Il quadro a olio dalle dimensioni di cm 90 x70, imballato separatamente dalla sua cornice, viene trasferito nello studio del presidente dell’associazione Piero Barranca che, dietro invito di Prof. Francesco Paolo, accetta di rivitalizzare l’opera.

Si tratta dell’autoritratto dell’Artista Remo Branca, dipinto su supporto ligneo ad Iglesias in via delle Anime nel 1931.
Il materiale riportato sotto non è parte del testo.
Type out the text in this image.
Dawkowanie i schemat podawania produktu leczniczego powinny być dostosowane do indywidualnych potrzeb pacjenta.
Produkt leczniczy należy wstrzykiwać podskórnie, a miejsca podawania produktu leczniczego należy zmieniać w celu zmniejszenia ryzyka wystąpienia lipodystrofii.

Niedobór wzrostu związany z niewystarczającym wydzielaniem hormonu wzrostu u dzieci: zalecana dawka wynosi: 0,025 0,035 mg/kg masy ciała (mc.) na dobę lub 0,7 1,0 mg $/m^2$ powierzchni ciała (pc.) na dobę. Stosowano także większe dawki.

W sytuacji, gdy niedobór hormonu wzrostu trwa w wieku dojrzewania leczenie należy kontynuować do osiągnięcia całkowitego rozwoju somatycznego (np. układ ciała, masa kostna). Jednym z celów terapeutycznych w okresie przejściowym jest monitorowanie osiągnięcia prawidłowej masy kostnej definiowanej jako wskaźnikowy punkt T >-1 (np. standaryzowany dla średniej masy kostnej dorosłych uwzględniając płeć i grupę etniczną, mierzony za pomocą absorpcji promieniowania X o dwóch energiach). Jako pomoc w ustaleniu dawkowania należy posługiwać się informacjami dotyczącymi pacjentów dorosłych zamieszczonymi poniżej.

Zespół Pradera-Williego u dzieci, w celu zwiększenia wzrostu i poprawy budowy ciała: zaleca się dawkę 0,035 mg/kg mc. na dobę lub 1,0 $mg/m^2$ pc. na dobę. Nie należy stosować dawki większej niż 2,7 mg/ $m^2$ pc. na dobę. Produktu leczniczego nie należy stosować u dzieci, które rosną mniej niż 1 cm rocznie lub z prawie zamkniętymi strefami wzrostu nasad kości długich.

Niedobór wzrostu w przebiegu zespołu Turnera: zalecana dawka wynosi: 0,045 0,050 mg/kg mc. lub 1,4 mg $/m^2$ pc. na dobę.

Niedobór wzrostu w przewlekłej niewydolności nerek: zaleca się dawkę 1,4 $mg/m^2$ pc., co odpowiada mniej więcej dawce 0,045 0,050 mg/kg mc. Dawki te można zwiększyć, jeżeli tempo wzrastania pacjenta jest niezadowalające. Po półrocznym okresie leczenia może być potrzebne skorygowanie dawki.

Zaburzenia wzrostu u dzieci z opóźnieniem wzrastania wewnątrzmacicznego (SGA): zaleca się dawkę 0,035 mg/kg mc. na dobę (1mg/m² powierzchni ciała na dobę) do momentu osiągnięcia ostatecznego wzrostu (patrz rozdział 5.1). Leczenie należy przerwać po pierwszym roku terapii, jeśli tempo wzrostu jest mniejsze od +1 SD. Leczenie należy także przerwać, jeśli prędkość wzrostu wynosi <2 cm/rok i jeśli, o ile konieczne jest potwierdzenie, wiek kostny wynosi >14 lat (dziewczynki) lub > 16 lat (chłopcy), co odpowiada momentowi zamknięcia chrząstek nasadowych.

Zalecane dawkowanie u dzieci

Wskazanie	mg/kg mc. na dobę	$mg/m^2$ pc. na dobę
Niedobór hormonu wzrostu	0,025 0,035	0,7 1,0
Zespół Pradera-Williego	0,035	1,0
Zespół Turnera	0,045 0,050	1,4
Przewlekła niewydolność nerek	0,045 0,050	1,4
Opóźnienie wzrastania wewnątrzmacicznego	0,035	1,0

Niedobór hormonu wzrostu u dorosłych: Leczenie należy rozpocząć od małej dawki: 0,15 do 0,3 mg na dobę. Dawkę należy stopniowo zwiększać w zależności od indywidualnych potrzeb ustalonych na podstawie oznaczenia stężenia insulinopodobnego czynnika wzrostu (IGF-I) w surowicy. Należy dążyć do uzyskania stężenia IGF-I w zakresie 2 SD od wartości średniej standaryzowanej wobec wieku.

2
Purtroppo si verifica l’impossibilità del recupero della cornice svuotata nei decenni dai tarli.

LO SPOGLIO

Come previsto, in data  2 settembre 2009, alla presenza del funzionario addetto al patrimonio comunale Ombretta Bisio e alternativamente dei rappresentanti dell’associazione  Piero Barranca, Maria Dolores Dessì, Gianfranco Fanutza, Franco Manis, Rossana Strina, Francesco De Martis, Giorgia Deiana, Martino Piras, Virginio Curreli, Pierpaolo Damele, Patrizia Meloni, Efisio Murgia, tutti onorati per  essere presenti. Alle ore 15.00 si inizia l’inventario degli 8 colli e dell’autoritratto facenti parte della donazione. Tutto l’inventario viene completato in tre incontri.

Ogni collo viene inventariato con digitazione su computer e il suo contenuto vi viene riposto.

Ogni pacco contiene sorprese emozionanti.

Per tutti i presenti è un’esperienza irripetibile.

Complessivamente la donazione rappresenta un tesoro culturale di inestimabile valore.

Questa cronaca vuole essere documento di memoria di un evento straordinario per le generazioni future.